Gerade noch ein paar lustige Videos auf YouTube gekuckt und plötzlich gehen alle Lichter aus, oft gefolgt von einem hörbaren Seufzen oder Fluchen aus der Nachbarschaft. Solche Momente sind während unseres ca. 7 monatigen Aufenthalts hier auf Kuba leider keine Seltenheit. Geht der Strom wieder an, ist lautes Jubeln zu höhren. Nie hätten wir geglaubt, eines Tages mal froh darüber zu sein, dass wir nach Hause kommen und es Strom gibt. Tatsächlich ist die dauerhafte Verfügbarkeit von elektrischem Strom keine Selbstverständlichkeit, wenn man die ganze Welt betrachtet.

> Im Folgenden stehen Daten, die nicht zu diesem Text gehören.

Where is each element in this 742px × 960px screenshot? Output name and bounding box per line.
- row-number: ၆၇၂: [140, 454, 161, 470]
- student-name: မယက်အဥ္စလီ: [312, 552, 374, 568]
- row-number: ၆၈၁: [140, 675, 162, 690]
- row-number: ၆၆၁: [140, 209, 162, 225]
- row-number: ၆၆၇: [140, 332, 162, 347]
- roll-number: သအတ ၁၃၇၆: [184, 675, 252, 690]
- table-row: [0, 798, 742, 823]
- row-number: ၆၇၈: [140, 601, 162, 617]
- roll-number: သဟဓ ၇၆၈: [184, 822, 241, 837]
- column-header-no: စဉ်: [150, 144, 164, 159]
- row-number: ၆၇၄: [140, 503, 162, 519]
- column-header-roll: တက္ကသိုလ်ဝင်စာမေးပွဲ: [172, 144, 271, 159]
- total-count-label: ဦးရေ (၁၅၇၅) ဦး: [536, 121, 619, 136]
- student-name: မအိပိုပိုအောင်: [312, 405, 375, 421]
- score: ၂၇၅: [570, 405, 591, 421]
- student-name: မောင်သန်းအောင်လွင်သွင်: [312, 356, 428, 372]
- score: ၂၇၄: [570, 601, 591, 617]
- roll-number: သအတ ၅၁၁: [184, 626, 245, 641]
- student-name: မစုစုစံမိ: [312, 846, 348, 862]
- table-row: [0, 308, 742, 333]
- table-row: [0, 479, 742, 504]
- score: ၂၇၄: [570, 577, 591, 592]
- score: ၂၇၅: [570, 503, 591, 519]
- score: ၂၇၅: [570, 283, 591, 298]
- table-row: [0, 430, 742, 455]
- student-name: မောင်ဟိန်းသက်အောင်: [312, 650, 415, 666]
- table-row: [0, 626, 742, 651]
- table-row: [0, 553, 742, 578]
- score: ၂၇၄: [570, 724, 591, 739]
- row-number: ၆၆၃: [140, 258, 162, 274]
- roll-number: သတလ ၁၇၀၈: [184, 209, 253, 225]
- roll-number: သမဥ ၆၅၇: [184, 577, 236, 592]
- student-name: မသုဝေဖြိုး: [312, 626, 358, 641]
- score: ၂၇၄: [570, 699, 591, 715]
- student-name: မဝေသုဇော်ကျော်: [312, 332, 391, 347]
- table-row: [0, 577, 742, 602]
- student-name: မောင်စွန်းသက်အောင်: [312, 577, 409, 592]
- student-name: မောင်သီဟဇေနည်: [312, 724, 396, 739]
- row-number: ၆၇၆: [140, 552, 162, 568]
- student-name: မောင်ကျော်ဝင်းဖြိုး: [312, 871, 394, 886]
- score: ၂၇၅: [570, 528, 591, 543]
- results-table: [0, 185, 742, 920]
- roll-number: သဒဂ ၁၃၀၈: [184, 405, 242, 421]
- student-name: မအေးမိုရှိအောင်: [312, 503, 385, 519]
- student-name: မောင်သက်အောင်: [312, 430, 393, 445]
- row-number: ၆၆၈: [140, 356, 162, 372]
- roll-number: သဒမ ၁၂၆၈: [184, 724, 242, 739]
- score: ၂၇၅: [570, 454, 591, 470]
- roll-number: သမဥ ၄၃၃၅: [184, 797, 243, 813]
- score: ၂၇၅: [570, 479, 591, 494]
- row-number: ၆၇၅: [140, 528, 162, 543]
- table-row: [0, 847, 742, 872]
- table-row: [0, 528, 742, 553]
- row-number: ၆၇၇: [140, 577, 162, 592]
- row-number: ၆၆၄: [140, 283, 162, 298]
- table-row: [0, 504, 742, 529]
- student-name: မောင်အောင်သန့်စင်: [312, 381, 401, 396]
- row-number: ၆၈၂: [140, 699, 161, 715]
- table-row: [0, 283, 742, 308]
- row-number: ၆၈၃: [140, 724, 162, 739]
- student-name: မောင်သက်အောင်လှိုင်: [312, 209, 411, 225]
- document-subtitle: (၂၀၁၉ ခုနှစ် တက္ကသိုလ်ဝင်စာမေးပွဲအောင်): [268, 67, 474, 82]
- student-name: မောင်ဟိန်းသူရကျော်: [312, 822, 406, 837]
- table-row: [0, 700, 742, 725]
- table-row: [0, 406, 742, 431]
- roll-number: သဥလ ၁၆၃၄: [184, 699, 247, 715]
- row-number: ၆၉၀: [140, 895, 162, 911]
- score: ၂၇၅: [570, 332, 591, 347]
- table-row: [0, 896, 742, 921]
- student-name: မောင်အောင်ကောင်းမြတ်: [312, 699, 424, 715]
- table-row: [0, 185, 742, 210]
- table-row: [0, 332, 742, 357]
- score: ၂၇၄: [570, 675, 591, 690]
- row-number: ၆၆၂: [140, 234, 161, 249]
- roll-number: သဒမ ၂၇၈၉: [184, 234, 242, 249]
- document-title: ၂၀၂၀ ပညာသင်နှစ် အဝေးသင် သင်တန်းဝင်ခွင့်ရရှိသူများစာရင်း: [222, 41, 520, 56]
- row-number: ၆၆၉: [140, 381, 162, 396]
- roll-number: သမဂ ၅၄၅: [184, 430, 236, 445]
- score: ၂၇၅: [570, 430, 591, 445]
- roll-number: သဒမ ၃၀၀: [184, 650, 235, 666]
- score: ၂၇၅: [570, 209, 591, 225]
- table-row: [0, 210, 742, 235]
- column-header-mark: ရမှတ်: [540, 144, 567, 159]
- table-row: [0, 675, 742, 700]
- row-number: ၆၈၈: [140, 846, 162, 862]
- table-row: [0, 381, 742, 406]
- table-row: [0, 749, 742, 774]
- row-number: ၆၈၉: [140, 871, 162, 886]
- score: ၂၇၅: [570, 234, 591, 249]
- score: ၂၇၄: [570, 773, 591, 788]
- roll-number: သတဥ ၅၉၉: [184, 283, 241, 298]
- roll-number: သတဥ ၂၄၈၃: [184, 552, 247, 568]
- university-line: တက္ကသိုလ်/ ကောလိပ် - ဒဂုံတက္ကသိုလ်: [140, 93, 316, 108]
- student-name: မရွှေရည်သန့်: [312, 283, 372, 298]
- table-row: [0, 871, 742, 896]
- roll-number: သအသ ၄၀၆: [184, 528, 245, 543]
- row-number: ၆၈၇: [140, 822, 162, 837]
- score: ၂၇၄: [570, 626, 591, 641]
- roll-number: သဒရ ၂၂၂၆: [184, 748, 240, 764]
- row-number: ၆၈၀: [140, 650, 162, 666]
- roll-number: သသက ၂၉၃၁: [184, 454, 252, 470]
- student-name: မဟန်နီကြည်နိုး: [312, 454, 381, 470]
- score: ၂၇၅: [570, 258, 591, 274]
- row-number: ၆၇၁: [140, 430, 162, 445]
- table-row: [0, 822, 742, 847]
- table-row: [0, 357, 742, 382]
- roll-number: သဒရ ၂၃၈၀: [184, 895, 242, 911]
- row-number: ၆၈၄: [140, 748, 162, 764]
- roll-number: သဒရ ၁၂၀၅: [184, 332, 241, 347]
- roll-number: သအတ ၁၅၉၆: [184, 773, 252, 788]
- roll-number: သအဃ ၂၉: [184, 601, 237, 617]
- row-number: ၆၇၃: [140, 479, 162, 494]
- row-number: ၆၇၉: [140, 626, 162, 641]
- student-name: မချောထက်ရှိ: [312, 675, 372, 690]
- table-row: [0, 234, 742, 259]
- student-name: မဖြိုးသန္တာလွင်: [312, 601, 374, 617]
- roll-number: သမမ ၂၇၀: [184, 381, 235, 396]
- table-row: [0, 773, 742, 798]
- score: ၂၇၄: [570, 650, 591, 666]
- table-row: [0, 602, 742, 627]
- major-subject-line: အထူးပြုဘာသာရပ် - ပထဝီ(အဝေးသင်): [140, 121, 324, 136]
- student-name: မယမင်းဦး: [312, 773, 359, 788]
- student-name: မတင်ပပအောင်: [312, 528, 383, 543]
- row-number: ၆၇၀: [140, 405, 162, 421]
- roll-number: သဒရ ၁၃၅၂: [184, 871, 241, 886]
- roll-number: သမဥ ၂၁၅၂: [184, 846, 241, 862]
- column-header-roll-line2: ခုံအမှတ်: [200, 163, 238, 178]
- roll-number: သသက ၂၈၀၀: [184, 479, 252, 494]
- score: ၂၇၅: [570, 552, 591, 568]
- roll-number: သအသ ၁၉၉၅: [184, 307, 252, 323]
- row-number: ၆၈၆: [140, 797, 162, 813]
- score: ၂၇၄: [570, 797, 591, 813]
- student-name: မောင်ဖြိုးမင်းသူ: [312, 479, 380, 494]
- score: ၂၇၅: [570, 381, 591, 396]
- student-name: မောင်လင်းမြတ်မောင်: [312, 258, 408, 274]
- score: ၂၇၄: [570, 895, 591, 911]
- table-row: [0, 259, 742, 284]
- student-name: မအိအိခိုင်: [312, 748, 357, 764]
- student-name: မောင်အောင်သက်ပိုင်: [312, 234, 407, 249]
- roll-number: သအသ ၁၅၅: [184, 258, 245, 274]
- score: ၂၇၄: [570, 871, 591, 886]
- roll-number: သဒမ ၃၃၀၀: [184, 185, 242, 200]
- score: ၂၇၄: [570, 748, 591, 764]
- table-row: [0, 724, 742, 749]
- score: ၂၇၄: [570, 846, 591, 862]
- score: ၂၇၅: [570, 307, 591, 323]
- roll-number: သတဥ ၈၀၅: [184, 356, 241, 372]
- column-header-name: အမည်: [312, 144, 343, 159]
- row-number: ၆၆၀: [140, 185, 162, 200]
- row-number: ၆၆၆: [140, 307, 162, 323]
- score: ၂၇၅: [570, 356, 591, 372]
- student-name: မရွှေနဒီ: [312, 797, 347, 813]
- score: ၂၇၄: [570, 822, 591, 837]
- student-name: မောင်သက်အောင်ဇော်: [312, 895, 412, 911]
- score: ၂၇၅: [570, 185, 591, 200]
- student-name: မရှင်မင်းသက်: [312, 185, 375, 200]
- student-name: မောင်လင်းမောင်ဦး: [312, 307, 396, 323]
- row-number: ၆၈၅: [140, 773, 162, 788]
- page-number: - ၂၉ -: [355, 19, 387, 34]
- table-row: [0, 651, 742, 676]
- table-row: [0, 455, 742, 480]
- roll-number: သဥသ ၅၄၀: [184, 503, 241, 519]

Stromausfälle sind natürlich kein Weltuntergang und wir konnten uns schnell an diese gewöhnen. Die meisten Einrichtungen auf Kuba können gut ohne Strom klarkommen, auch wenn es manchmal echt nervig ist. Essenzielle Einrichtungen (wie z.B. Krankenhäuser) besitzen eine separate Energieversorgung und sind im Falle eines Ausfalls sicher.
Wie oft es zu Stromaufällen (hier werden sie Apagones genannt) kommt, kann von Zeit zu Zeit sehr unterschiedlich sein. Je nach dem ob und welche Kraftwerke gewartet werden. Mal kann es ein paar Wochen lang vermehrt sein, mal kann es einen Monat lang kaum zu bemerken sein. Die aller meisten Stromausfälle sind planmäßig nach festen Zeittabellen die vorher veröffentlicht werden. Da Havanna i.d.R. bevorzugt wird, erfahren wir nur selten einen Stromausfall für länger als 6 h.
Warum die ganzen Stromausfälle?
Kubas Stromversorgung hat mal bessere Tage gesehen. Das Land kann seinen Strombedarf nicht decken, zu Spitzenverbauchszeiten, kann manchmal gerade einmal ca die Hälfte des benötigten Stroms produziert werden1.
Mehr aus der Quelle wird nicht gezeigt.